Certes, je me situe dans le haut du spectre des emplois de cols blancs. Mais même pour les tâches routinières du marché intermédiaire, il existe de nombreuses questions sur la façon d’intégrer l’IA dans les flux de travail et sur son efficacité réelle par rapport aux humains qu’elle pourrait remplacer. Et les humains commencent à se rebeller. Les grèves des scénaristes d’Hollywood concernaient essentiellement le contrôle de l’IA, et les syndicats s’attaquent plus largement à la question de la réglementation des technologies.
Dans le même temps, la contestation des droits d’auteur à l’encontre de l’IA prend de l’ampleur. La semaine dernière, les régulateurs français ont infligé à Google une amende de 250 millions d’euros pour ne pas avoir informé les éditeurs de presse qu’il utilisait leurs articles pour former ses algorithmes d’IA, et pour ne pas avoir négocié de licences équitables. Cette décision fait suite à des poursuites similaires intentées contre OpenAI et Microsoft par le New York Times.
Ensuite, il y a le problème du monopole. Comme l’écrivait en 2021 Meredith Whittaker, présidente de la Signal Foundation et cofondatrice de l’AI Now Institute, les progrès récents de l’IA sont « principalement le produit de la concentration importante des données et des ressources de calcul qui se trouvent entre les mains de quelques grandes sociétés technologiques ». Notre dépendance croissante à une telle IA, ajoute Mme Whittaker, « cède un pouvoir exorbitant sur nos vies et nos institutions à une poignée d’entreprises technologiques ».
Les sept « magnifiques » sociétés ont stimulé l’enthousiasme pour l’IA et les gains boursiers au cours de l’année écoulée.

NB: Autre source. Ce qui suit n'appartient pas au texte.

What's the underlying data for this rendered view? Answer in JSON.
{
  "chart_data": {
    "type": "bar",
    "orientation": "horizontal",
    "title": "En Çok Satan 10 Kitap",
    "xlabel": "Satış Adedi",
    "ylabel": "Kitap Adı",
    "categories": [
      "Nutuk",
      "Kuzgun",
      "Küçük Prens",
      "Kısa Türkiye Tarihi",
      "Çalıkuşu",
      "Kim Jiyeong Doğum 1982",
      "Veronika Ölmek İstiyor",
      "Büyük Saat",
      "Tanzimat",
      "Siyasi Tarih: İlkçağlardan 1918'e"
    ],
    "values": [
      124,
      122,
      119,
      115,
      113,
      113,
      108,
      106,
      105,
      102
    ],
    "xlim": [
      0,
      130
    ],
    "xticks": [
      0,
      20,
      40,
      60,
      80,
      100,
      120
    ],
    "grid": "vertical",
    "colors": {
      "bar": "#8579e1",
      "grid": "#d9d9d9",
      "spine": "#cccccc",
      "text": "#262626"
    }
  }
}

Elles ont poussé la concentration du S&P 500 à un extrême historique. Mais comme le souligne un rapport récent de Morgan Stanley Wealth Management, « la concentration des indices s’est historiquement révélée autocorrectrice, grâce à une combinaison de forces réglementaires, de marché et de concurrence, ainsi que de la dynamique du cycle économique, qui sapent le leadership statique ». Le rapport indique que « l’analyse suggère que les rendements des actions ont généralement stagné après des pics de concentration ».
Cette combinaison de facteurs correctifs pourrait inclure le nombre croissant de poursuites antitrust contre les grandes entreprises technologiques et la possibilité que la tarification du carbone et les amendes pour violation du droit d’auteur remettent en question les intrants « gratuits » nécessaires pour réaliser des profits.
Que vous voyiez l’IA comme la prochaine bulle des tulipes ou le prochain moteur à combustion, il vaut la peine de se demander comment le marché évalue cette histoire.